The problem remains that the systemic shooting of civilians is a direct result of policies by law enforcement that inappropriately assumes every call-out is the worst-case-scenario and really provide no practical accountability of the officers for using intelligence in place of fear. 
This NPR article uses police data to report that officer shooting deaths numbered 64 in 2016 in the U.S.  Just under 1/3 were actual ambushes in which the officer was killed in a targeted act of murder.  
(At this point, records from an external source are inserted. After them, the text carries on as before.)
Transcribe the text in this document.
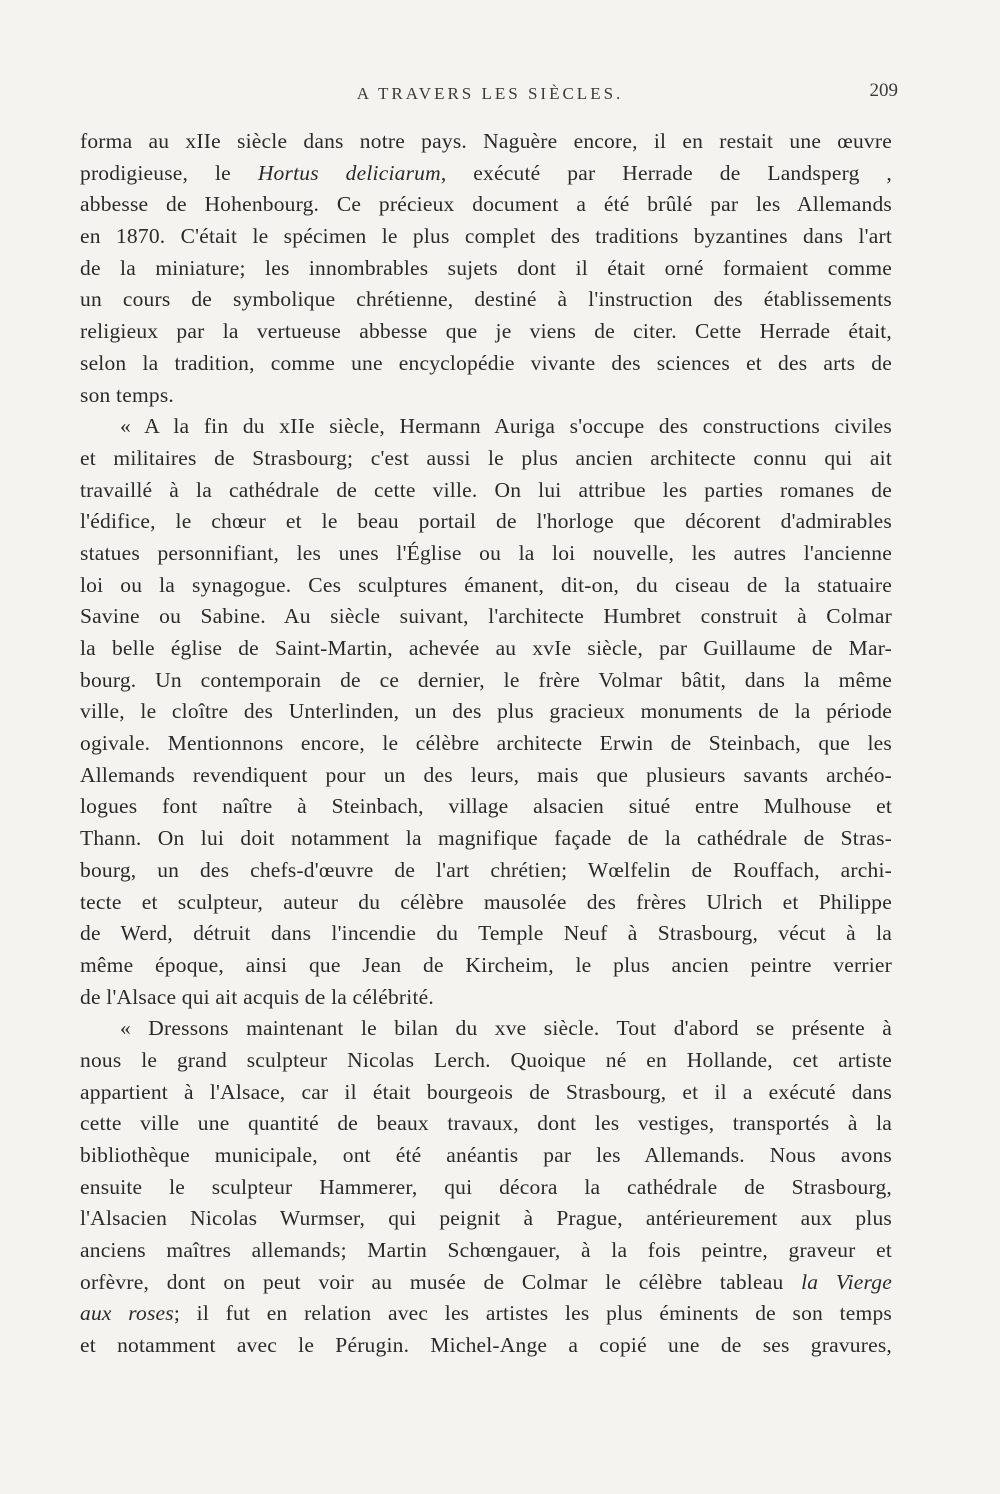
A TRAVERS LES SIÈCLES.	209
forma au xIIe siècle dans notre pays. Naguère encore, il en restait une œuvre
prodigieuse, le Hortus deliciarum, exécuté par Herrade de Landsperg ,
abbesse de Hohenbourg. Ce précieux document a été brûlé par les Allemands
en 1870. C'était le spécimen le plus complet des traditions byzantines dans l'art
de la miniature; les innombrables sujets dont il était orné formaient comme
un cours de symbolique chrétienne, destiné à l'instruction des établissements
religieux par la vertueuse abbesse que je viens de citer. Cette Herrade était,
selon la tradition, comme une encyclopédie vivante des sciences et des arts de
son temps.
« A la fin du xIIe siècle, Hermann Auriga s'occupe des constructions civiles
et militaires de Strasbourg; c'est aussi le plus ancien architecte connu qui ait
travaillé à la cathédrale de cette ville. On lui attribue les parties romanes de
l'édifice, le chœur et le beau portail de l'horloge que décorent d'admirables
statues personnifiant, les unes l'Église ou la loi nouvelle, les autres l'ancienne
loi ou la synagogue. Ces sculptures émanent, dit-on, du ciseau de la statuaire
Savine ou Sabine. Au siècle suivant, l'architecte Humbret construit à Colmar
la belle église de Saint-Martin, achevée au xvIe siècle, par Guillaume de Mar-
bourg. Un contemporain de ce dernier, le frère Volmar bâtit, dans la même
ville, le cloître des Unterlinden, un des plus gracieux monuments de la période
ogivale. Mentionnons encore, le célèbre architecte Erwin de Steinbach, que les
Allemands revendiquent pour un des leurs, mais que plusieurs savants archéo-
logues font naître à Steinbach, village alsacien situé entre Mulhouse et
Thann. On lui doit notamment la magnifique façade de la cathédrale de Stras-
bourg, un des chefs-d'œuvre de l'art chrétien; Wœlfelin de Rouffach, archi-
tecte et sculpteur, auteur du célèbre mausolée des frères Ulrich et Philippe
de Werd, détruit dans l'incendie du Temple Neuf à Strasbourg, vécut à la
même époque, ainsi que Jean de Kircheim, le plus ancien peintre verrier
de l'Alsace qui ait acquis de la célébrité.
« Dressons maintenant le bilan du xve siècle. Tout d'abord se présente à
nous le grand sculpteur Nicolas Lerch. Quoique né en Hollande, cet artiste
appartient à l'Alsace, car il était bourgeois de Strasbourg, et il a exécuté dans
cette ville une quantité de beaux travaux, dont les vestiges, transportés à la
bibliothèque municipale, ont été anéantis par les Allemands. Nous avons
ensuite le sculpteur Hammerer, qui décora la cathédrale de Strasbourg,
l'Alsacien Nicolas Wurmser, qui peignit à Prague, antérieurement aux plus
anciens maîtres allemands; Martin Schœngauer, à la fois peintre, graveur et
orfèvre, dont on peut voir au musée de Colmar le célèbre tableau la Vierge
aux roses; il fut en relation avec les artistes les plus éminents de son temps
et notamment avec le Pérugin. Michel-Ange a copié une de ses gravures,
https://www.npr.org/sections/thetwo-way/2016/12/30/507536360/number-of-police-officers-killed-by-firearms-rose-in-2016-study-finds
However, NPR points out that there is not a reliable statistic for the number of persons shot and killed by police annually.  That is a very telling fact in and of itself.  We have politicians and activists all over it, but an obvious refusal by the federal government to even track the problem to understand its dimensions.  According to the article, The Washington Post attempts to keep tally, and its count was 955.  To be sure, most were criminals in the act of some deadly crime, but without data, how many?
And to put things in perspective by proportion, in 2016 there were 421,459. That means 0.0152% of officers in uniform were killed by gunfire on the job.  That's less than 1%, less than 1/10th of one percent, less than 2/100ths of one percent. 
The Census Bureau estimated U.S. population at 322,762,018 in 2016, making 955 fatal shootings by police occur at 0.0003% in the total population.  
So, obviously the deaths of officers occurs at a much higher rate than the deaths of citizens per capita, but that is without consideration of how many deaths in proportion to how many encounters, etc. 
Meaningful data should not depend upon law enforcement to report nor opponents of law enforcement.  There should be third party data available for analysis, but there seems to be a deliberate purpose in refusing to keep and publish such data by the government. 
And, for comparison, the numbers of deaths of officers by shooting is way down from the 70's and 80's, perhaps as a result of the adoption of paramilitary mentality and training in response to those high deaths.  Conjecture.